It doesn’t matter if review is a new instance only in memory, or one we retrieved from the database earlier. Slick will INSERT or UPDATE for us. When we execute the upsert action against H2, this sequence of SQL is executed if review already exists…

select 1 from "review" where "id"=?
update "review" set "title"=?,"rating"=? where "id"=?

…or this SQL if it’s a new row:

select 1 from "review" where "id"=?
insert into "review" ("title","rating") values (?,?)

Notice that Slick is using the primary key, id, to check and update the row.

A peculiarity of H2 with Slick is that if a row contains an auto incrementing key, as it does in this case, the upsert is simulated via the select and insert pair we’ve just seen. Without the O.AutoInc option for the table, the SQL for both cases becomes a merge:

merge into "review" ("title","rating","id") values (?,?,?)

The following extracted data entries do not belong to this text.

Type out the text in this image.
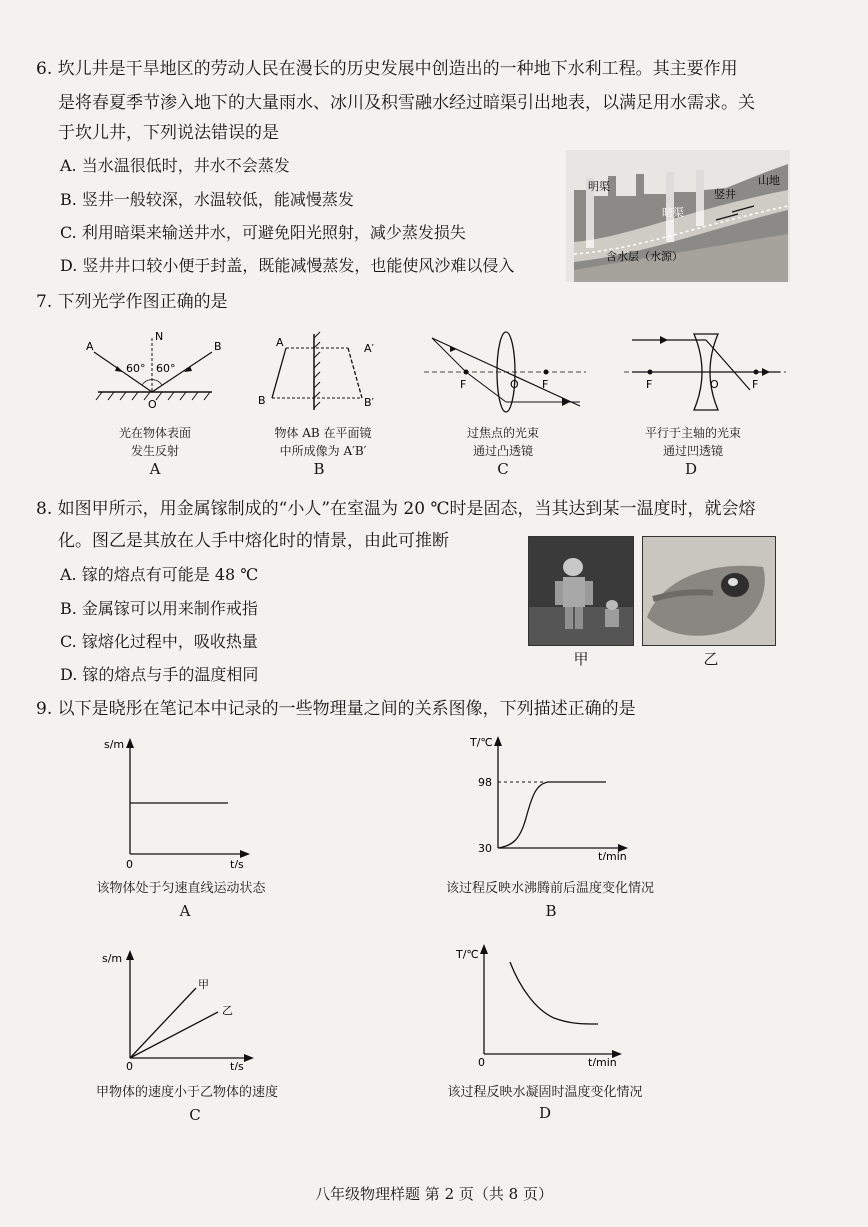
6. 坎儿井是干旱地区的劳动人民在漫长的历史发展中创造出的一种地下水利工程。其主要作用
是将春夏季节渗入地下的大量雨水、冰川及积雪融水经过暗渠引出地表，以满足用水需求。关
于坎儿井，下列说法错误的是
A. 当水温很低时，井水不会蒸发
B. 竖井一般较深，水温较低，能减慢蒸发
C. 利用暗渠来输送井水，可避免阳光照射，减少蒸发损失
D. 竖井井口较小便于封盖，既能减慢蒸发，也能使风沙难以侵入
明渠
竖井
山地
暗渠
含水层（水源）
7. 下列光学作图正确的是
A	B
N
O
60° 60°
光在物体表面
发生反射
A
A
B
A′
B′
物体 AB 在平面镜
中所成像为 A′B′
B
F	O F
过焦点的光束
通过凸透镜
C
F	O	F
平行于主轴的光束
通过凹透镜
D
8. 如图甲所示，用金属镓制成的“小人”在室温为 20 ℃时是固态，当其达到某一温度时，就会熔
化。图乙是其放在人手中熔化时的情景，由此可推断
A. 镓的熔点有可能是 48 ℃
B. 金属镓可以用来制作戒指
C. 镓熔化过程中，吸收热量
D. 镓的熔点与手的温度相同
甲	乙
9. 以下是晓彤在笔记本中记录的一些物理量之间的关系图像，下列描述正确的是
s/m
t/s
0
该物体处于匀速直线运动状态
A
T/℃
t/min
98
30
该过程反映水沸腾前后温度变化情况
B
s/m
t/s
0
甲
乙
甲物体的速度小于乙物体的速度
C
T/℃
t/min
0
该过程反映水凝固时温度变化情况
D
八年级物理样题 第 2 页（共 8 页）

That’s reasonably straight-forward. The right effect occurs in the database, and you get back a count of rows changed.

Sometimes you want the row back, not the count. Slick supports that via returning. We discuss returning in Chapter 2 of Essential Slick, but the pattern is:

(reviews returning reviews).insertOrUpdate(row)

Not all database products support that.

Rolling Our Own Update

By included insertOrUpdate I’m guessing the Slick team have covered a large percentage of use cases for upsert. But if you want to do something different, how can you get the logic you need mixed in with database actions?

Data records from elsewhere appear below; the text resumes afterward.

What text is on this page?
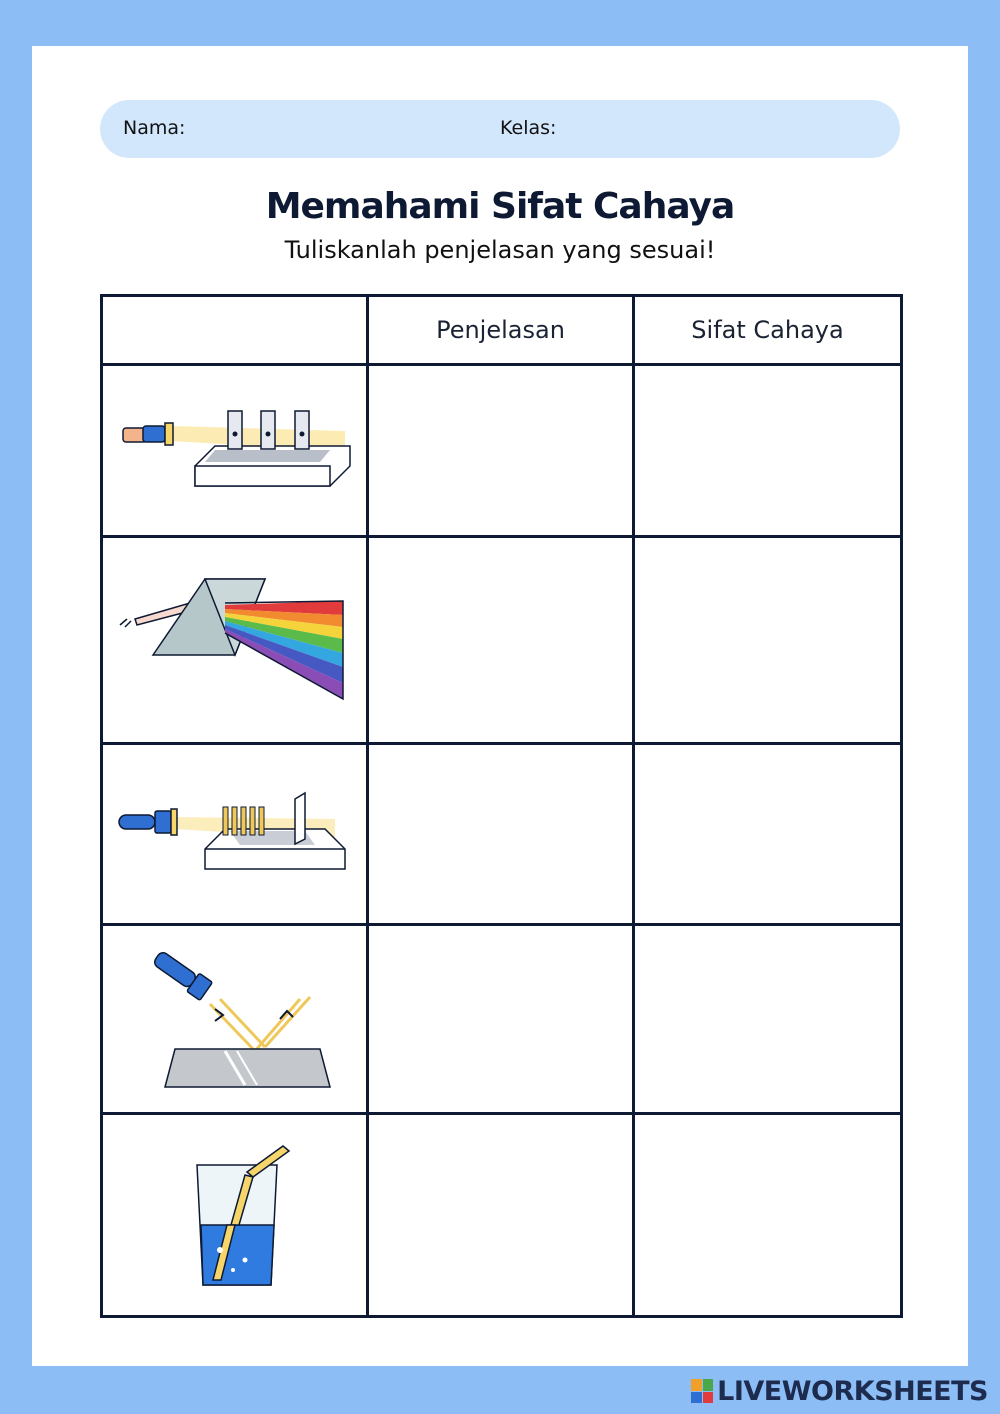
Nama:	Kelas:
Memahami Sifat Cahaya
Tuliskanlah penjelasan yang sesuai!
	Penjelasan	Sifat Cahaya

LIVEWORKSHEETS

Let’s look at a slight variation of our film reviews database:

final case class Review(critic: String, title: String, rating: Int)

final class ReviewTable(tag: Tag) extends Table[Review](tag, "review") {
  def critic = column[String]("critic_name")
  def title  = column[String]("title")
  def rating = column[Int]("rating")
  def * = (critic, title, rating) <> (Review.tupled, Review.unapply)
}

We are going to have one rating from a critic for each title.

We’re not using a primary key here. We’re going to use this fact to exercise custom logic over what we do when posting a review. (And it is just an illustration: you could, and probably should, use a composite key here. I’ve included an example of that in the source code that goes with this post.)

Without a key insertOrUpdate won’t work for us. We need to try something else.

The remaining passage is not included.